There hadn’t been time again, or permission, to return back home once the challenge started, only enough for a quick goodbye at the end before the van was honking out front once more, this time eager to get them back to Tulsa and on their way back to Houston for the final challenge of the Closed Circuit.

She wouldn’t see her family again until the finale in Las Vegas. Whoever walked out on top in Houston would get first draw in Vegas. First draw, best luck. Her granddad had never said that, and would have more than likely disagreed, as he didn’t keep with talk of luck, but she’d kept it on repeat in her mind since she’d begun competing in elementary school.
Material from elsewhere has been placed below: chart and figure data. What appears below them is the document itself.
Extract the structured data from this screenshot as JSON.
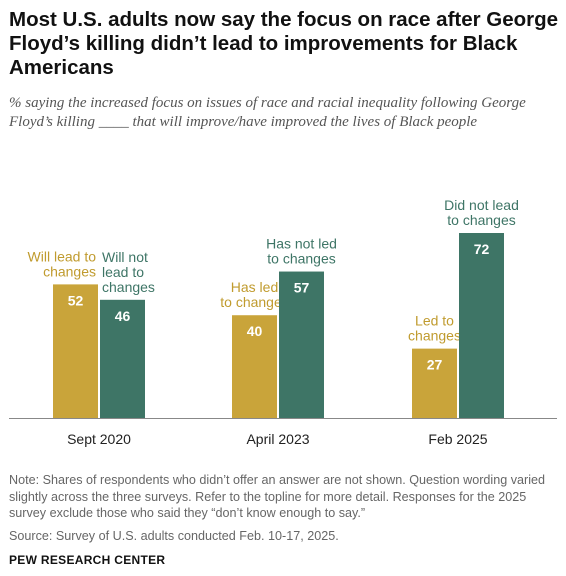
{
  "header": {
    "title": "Most U.S. adults now say the focus on race after George Floyd’s killing didn’t lead to improvements for Black Americans",
    "subtitle": "% saying the increased focus on issues of race and racial inequality following George Floyd’s killing ____ that will improve/have improved the lives of Black people"
  },
  "chart_data": {
    "type": "bar",
    "title": "",
    "xlabel": "",
    "ylabel": "",
    "ylim": [
      0,
      72
    ],
    "grid": false,
    "legend": "none",
    "categories": [
      "Sept 2020",
      "April 2023",
      "Feb 2025"
    ],
    "groups": [
      {
        "category": "Sept 2020",
        "bars": [
          {
            "value": 52,
            "label": "Will lead to\nchanges",
            "color": "#C9A43A",
            "label_side": "left"
          },
          {
            "value": 46,
            "label": "Will not\nlead to\nchanges",
            "color": "#3E7566",
            "label_side": "right"
          }
        ]
      },
      {
        "category": "April 2023",
        "bars": [
          {
            "value": 40,
            "label": "Has led\nto changes",
            "color": "#C9A43A",
            "label_side": "center"
          },
          {
            "value": 57,
            "label": "Has not led\nto changes",
            "color": "#3E7566",
            "label_side": "center"
          }
        ]
      },
      {
        "category": "Feb 2025",
        "bars": [
          {
            "value": 27,
            "label": "Led to\nchanges",
            "color": "#C9A43A",
            "label_side": "center"
          },
          {
            "value": 72,
            "label": "Did not lead\nto changes",
            "color": "#3E7566",
            "label_side": "center"
          }
        ]
      }
    ]
  },
  "colors": {
    "positive": "#C9A43A",
    "negative": "#3E7566",
    "positive_label": "#C09B2E",
    "negative_label": "#3E7566",
    "axis": "#888888"
  },
  "footer": {
    "note": "Note: Shares of respondents who didn’t offer an answer are not shown. Question wording varied slightly across the three surveys. Refer to the topline for more detail. Responses for the 2025 survey exclude those who said they “don’t know enough to say.”",
    "source": "Source: Survey of U.S. adults conducted Feb. 10-17, 2025.",
    "org": "PEW RESEARCH CENTER"
  }
}
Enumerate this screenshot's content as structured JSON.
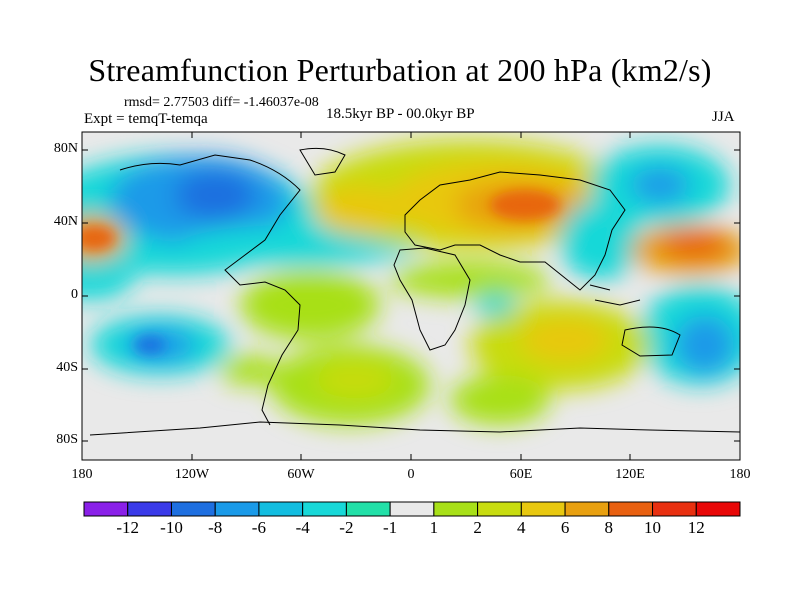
{
  "title": "Streamfunction Perturbation at 200 hPa (km2/s)",
  "stats": "rmsd= 2.77503 diff= -1.46037e-08",
  "experiment": "Expt = temqT-temqa",
  "period": "18.5kyr BP - 00.0kyr BP",
  "season": "JJA",
  "axes": {
    "lat_ticks": [
      "80N",
      "40N",
      "0",
      "40S",
      "80S"
    ],
    "lon_ticks": [
      "180",
      "120W",
      "60W",
      "0",
      "60E",
      "120E",
      "180"
    ]
  },
  "colorbar": {
    "labels": [
      "-12",
      "-10",
      "-8",
      "-6",
      "-4",
      "-2",
      "-1",
      "1",
      "2",
      "4",
      "6",
      "8",
      "10",
      "12"
    ],
    "colors": [
      "#8a20e8",
      "#3a3ae8",
      "#1e6fe0",
      "#1a9ae8",
      "#12bde0",
      "#18d8d8",
      "#22e0a8",
      "#e9e9e9",
      "#a8e018",
      "#c8dc10",
      "#e8c810",
      "#e8a010",
      "#e86010",
      "#e83010",
      "#e80808"
    ]
  },
  "chart_data": {
    "type": "heatmap",
    "title": "Streamfunction Perturbation at 200 hPa (km2/s)",
    "units": "km2/s",
    "lat_range": [
      -90,
      90
    ],
    "lon_range": [
      -180,
      180
    ],
    "levels": [
      -12,
      -10,
      -8,
      -6,
      -4,
      -2,
      -1,
      1,
      2,
      4,
      6,
      8,
      10,
      12
    ],
    "features": [
      {
        "name": "positive anomaly central Eurasia",
        "lat": 50,
        "lon": 65,
        "value": 9
      },
      {
        "name": "positive anomaly north Atlantic",
        "lat": 45,
        "lon": -20,
        "value": 7
      },
      {
        "name": "positive anomaly north Pacific",
        "lat": 35,
        "lon": 160,
        "value": 9
      },
      {
        "name": "positive anomaly east Pacific",
        "lat": 35,
        "lon": -175,
        "value": 9
      },
      {
        "name": "positive anomaly south Indian Ocean",
        "lat": -30,
        "lon": 85,
        "value": 6
      },
      {
        "name": "positive anomaly south Atlantic",
        "lat": -45,
        "lon": -25,
        "value": 4
      },
      {
        "name": "negative anomaly North America",
        "lat": 50,
        "lon": -100,
        "value": -8
      },
      {
        "name": "negative anomaly north Pacific",
        "lat": 60,
        "lon": 145,
        "value": -6
      },
      {
        "name": "negative anomaly south Pacific",
        "lat": -30,
        "lon": -130,
        "value": -8
      },
      {
        "name": "negative anomaly south Pacific",
        "lat": -30,
        "lon": 160,
        "value": -6
      }
    ]
  }
}
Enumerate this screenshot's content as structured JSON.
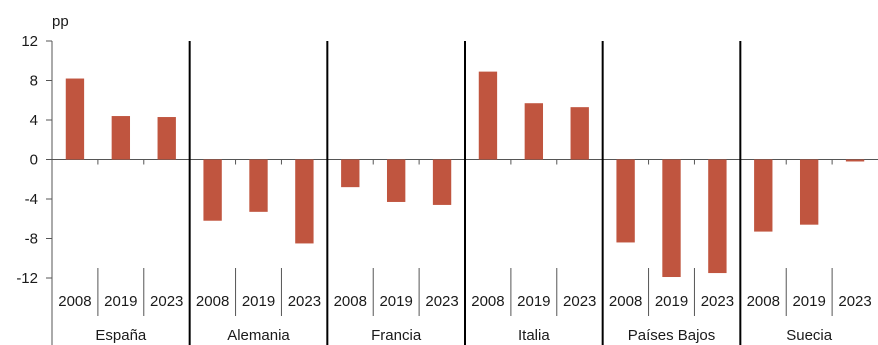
{
  "chart_data": {
    "type": "bar",
    "ylabel": "pp",
    "ylim": [
      -12,
      12
    ],
    "yticks": [
      12,
      8,
      4,
      0,
      -4,
      -8,
      -12
    ],
    "grid": false,
    "legend": "none",
    "bar_color": "#C0553F",
    "groups": [
      {
        "name": "España",
        "x": [
          "2008",
          "2019",
          "2023"
        ],
        "values": [
          8.2,
          4.4,
          4.3
        ]
      },
      {
        "name": "Alemania",
        "x": [
          "2008",
          "2019",
          "2023"
        ],
        "values": [
          -6.2,
          -5.3,
          -8.5
        ]
      },
      {
        "name": "Francia",
        "x": [
          "2008",
          "2019",
          "2023"
        ],
        "values": [
          -2.8,
          -4.3,
          -4.6
        ]
      },
      {
        "name": "Italia",
        "x": [
          "2008",
          "2019",
          "2023"
        ],
        "values": [
          8.9,
          5.7,
          5.3
        ]
      },
      {
        "name": "Países Bajos",
        "x": [
          "2008",
          "2019",
          "2023"
        ],
        "values": [
          -8.4,
          -11.9,
          -11.5
        ]
      },
      {
        "name": "Suecia",
        "x": [
          "2008",
          "2019",
          "2023"
        ],
        "values": [
          -7.3,
          -6.6,
          -0.2
        ]
      }
    ]
  }
}
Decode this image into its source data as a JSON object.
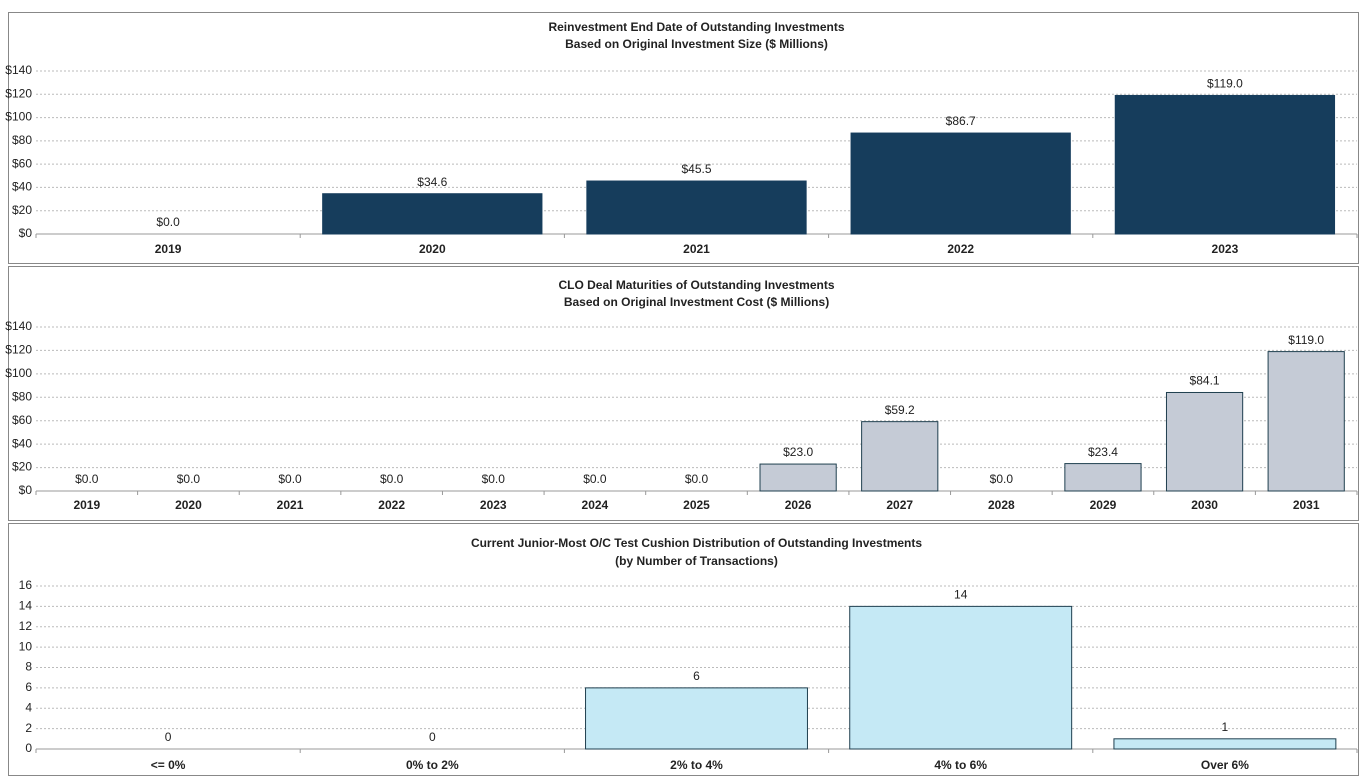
{
  "chart_data": [
    {
      "type": "bar",
      "title": "Reinvestment End Date of Outstanding Investments",
      "subtitle": "Based on Original Investment Size ($ Millions)",
      "categories": [
        "2019",
        "2020",
        "2021",
        "2022",
        "2023"
      ],
      "values": [
        0,
        34.6,
        45.5,
        86.7,
        119.0
      ],
      "value_labels": [
        "$0.0",
        "$34.6",
        "$45.5",
        "$86.7",
        "$119.0"
      ],
      "color": "#163d5c",
      "edge_color": "#163d5c",
      "ylim": [
        0,
        140
      ],
      "yticks": [
        {
          "value": 0,
          "label": "$0"
        },
        {
          "value": 20,
          "label": "$20"
        },
        {
          "value": 40,
          "label": "$40"
        },
        {
          "value": 60,
          "label": "$60"
        },
        {
          "value": 80,
          "label": "$80"
        },
        {
          "value": 100,
          "label": "$100"
        },
        {
          "value": 120,
          "label": "$120"
        },
        {
          "value": 140,
          "label": "$140"
        }
      ],
      "grid": true
    },
    {
      "type": "bar",
      "title": "CLO Deal Maturities of Outstanding Investments",
      "subtitle": "Based on Original Investment Cost ($ Millions)",
      "categories": [
        "2019",
        "2020",
        "2021",
        "2022",
        "2023",
        "2024",
        "2025",
        "2026",
        "2027",
        "2028",
        "2029",
        "2030",
        "2031"
      ],
      "values": [
        0,
        0,
        0,
        0,
        0,
        0,
        0,
        23.0,
        59.2,
        0,
        23.4,
        84.1,
        119.0
      ],
      "value_labels": [
        "$0.0",
        "$0.0",
        "$0.0",
        "$0.0",
        "$0.0",
        "$0.0",
        "$0.0",
        "$23.0",
        "$59.2",
        "$0.0",
        "$23.4",
        "$84.1",
        "$119.0"
      ],
      "color": "#c5cbd6",
      "edge_color": "#1f3f4f",
      "ylim": [
        0,
        140
      ],
      "yticks": [
        {
          "value": 0,
          "label": "$0"
        },
        {
          "value": 20,
          "label": "$20"
        },
        {
          "value": 40,
          "label": "$40"
        },
        {
          "value": 60,
          "label": "$60"
        },
        {
          "value": 80,
          "label": "$80"
        },
        {
          "value": 100,
          "label": "$100"
        },
        {
          "value": 120,
          "label": "$120"
        },
        {
          "value": 140,
          "label": "$140"
        }
      ],
      "grid": true
    },
    {
      "type": "bar",
      "title": "Current Junior-Most O/C Test Cushion Distribution  of Outstanding Investments",
      "subtitle": "(by Number of Transactions)",
      "categories": [
        "<= 0%",
        "0% to 2%",
        "2% to 4%",
        "4% to 6%",
        "Over 6%"
      ],
      "values": [
        0,
        0,
        6,
        14,
        1
      ],
      "color": "#c5e9f5",
      "edge_color": "#1f3f4f",
      "ylim": [
        0,
        16
      ],
      "yticks": [
        0,
        2,
        4,
        6,
        8,
        10,
        12,
        14,
        16
      ],
      "grid": true
    }
  ]
}
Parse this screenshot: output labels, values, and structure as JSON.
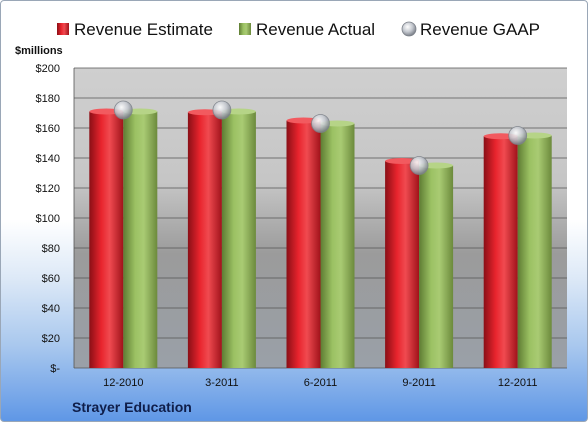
{
  "company": "Strayer Education",
  "chart_data": {
    "type": "bar",
    "title": "",
    "ylabel": "$millions",
    "xlabel": "",
    "categories": [
      "12-2010",
      "3-2011",
      "6-2011",
      "9-2011",
      "12-2011"
    ],
    "series": [
      {
        "name": "Revenue Estimate",
        "kind": "bar",
        "color": "#d92027",
        "values": [
          171,
          170.5,
          165,
          138,
          154.5
        ]
      },
      {
        "name": "Revenue Actual",
        "kind": "bar",
        "color": "#8cb15a",
        "values": [
          171,
          171,
          163,
          135,
          155
        ]
      },
      {
        "name": "Revenue GAAP",
        "kind": "marker",
        "color": "#c8ccd2",
        "values": [
          172,
          172,
          163,
          135,
          155
        ]
      }
    ],
    "ylim": [
      0,
      200
    ],
    "yticks": [
      0,
      20,
      40,
      60,
      80,
      100,
      120,
      140,
      160,
      180,
      200
    ],
    "ytick_labels": [
      "$-",
      "$20",
      "$40",
      "$60",
      "$80",
      "$100",
      "$120",
      "$140",
      "$160",
      "$180",
      "$200"
    ],
    "grid": true,
    "legend": "top"
  }
}
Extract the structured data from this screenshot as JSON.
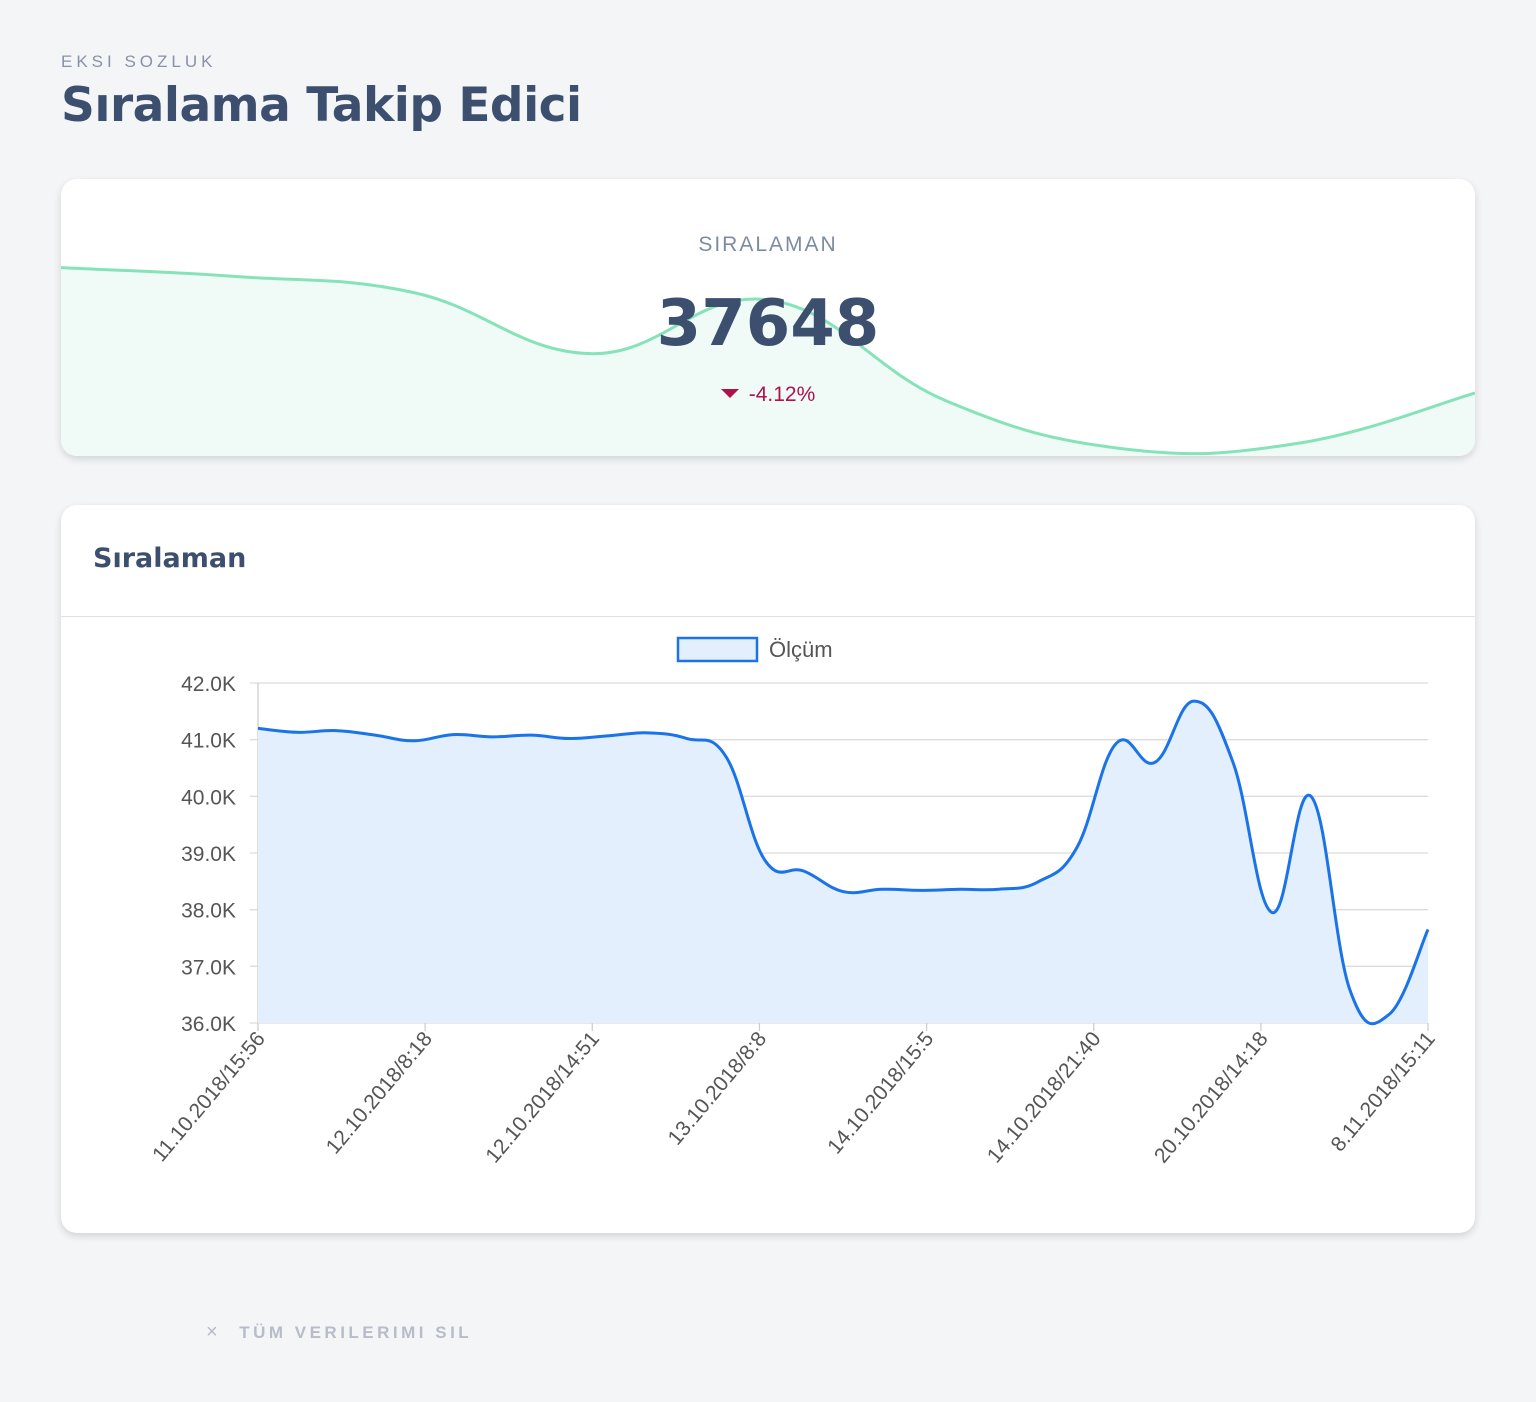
{
  "header": {
    "eyebrow": "EKSI SOZLUK",
    "title": "Sıralama Takip Edici"
  },
  "stat": {
    "label": "SIRALAMAN",
    "value": "37648",
    "delta": "-4.12%",
    "delta_icon": "caret-down-icon",
    "delta_color": "#b0124c",
    "sparkline_color": "#86e3b9",
    "sparkline_values": [
      41.2,
      40.95,
      40.5,
      38.8,
      40.3,
      37.5,
      36.15,
      36.3,
      37.7
    ]
  },
  "chart_card": {
    "title": "Sıralaman"
  },
  "chart_data": {
    "type": "area",
    "legend": [
      "Ölçüm"
    ],
    "legend_position": "top-center",
    "line_color": "#1a73e8",
    "fill_color": "#e3effc",
    "ylim": [
      36000,
      42000
    ],
    "yticks": [
      "36.0K",
      "37.0K",
      "38.0K",
      "39.0K",
      "40.0K",
      "41.0K",
      "42.0K"
    ],
    "xticks": [
      "11.10.2018/15:56",
      "12.10.2018/8:18",
      "12.10.2018/14:51",
      "13.10.2018/8:8",
      "14.10.2018/15:5",
      "14.10.2018/21:40",
      "20.10.2018/14:18",
      "8.11.2018/15:11"
    ],
    "grid": true,
    "series": [
      {
        "name": "Ölçüm",
        "values": [
          41200,
          41130,
          41160,
          41080,
          40980,
          41090,
          41050,
          41080,
          41020,
          41070,
          41120,
          41020,
          40700,
          38870,
          38680,
          38320,
          38360,
          38340,
          38360,
          38360,
          38490,
          39100,
          40930,
          40600,
          41680,
          40600,
          37950,
          40000,
          36580,
          36150,
          37650
        ]
      }
    ]
  },
  "footer": {
    "delete_label": "TÜM VERILERIMI SIL",
    "delete_icon": "close-icon"
  }
}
She’d been second in OKC and it had been a flop. Whether luck was real or not, she wanted to make sure she was first in Las Vegas. That meant she had to win in Houston. The only problem was that this was the challenge based on AJ, the city-based challenge that would be most likely to throw her for a complete loop.

A suspicion supported only by the note she held in her hand, slipped into her boot while she’d been passed out on the plane.

Recognizing the scrawl for AJ’s handwriting, Lil read it for the three thousandth time.

You’re on my turf next time. Meet me outside Tito’s tomorrow at 7. Wear something nice.

She had no idea what Tito’s was, and she had no idea how she was going to get away to find a dress in a city she didn’t know, but the mere act of looking at the note lit her up like a torch and she knew she was going to be there at 6:45.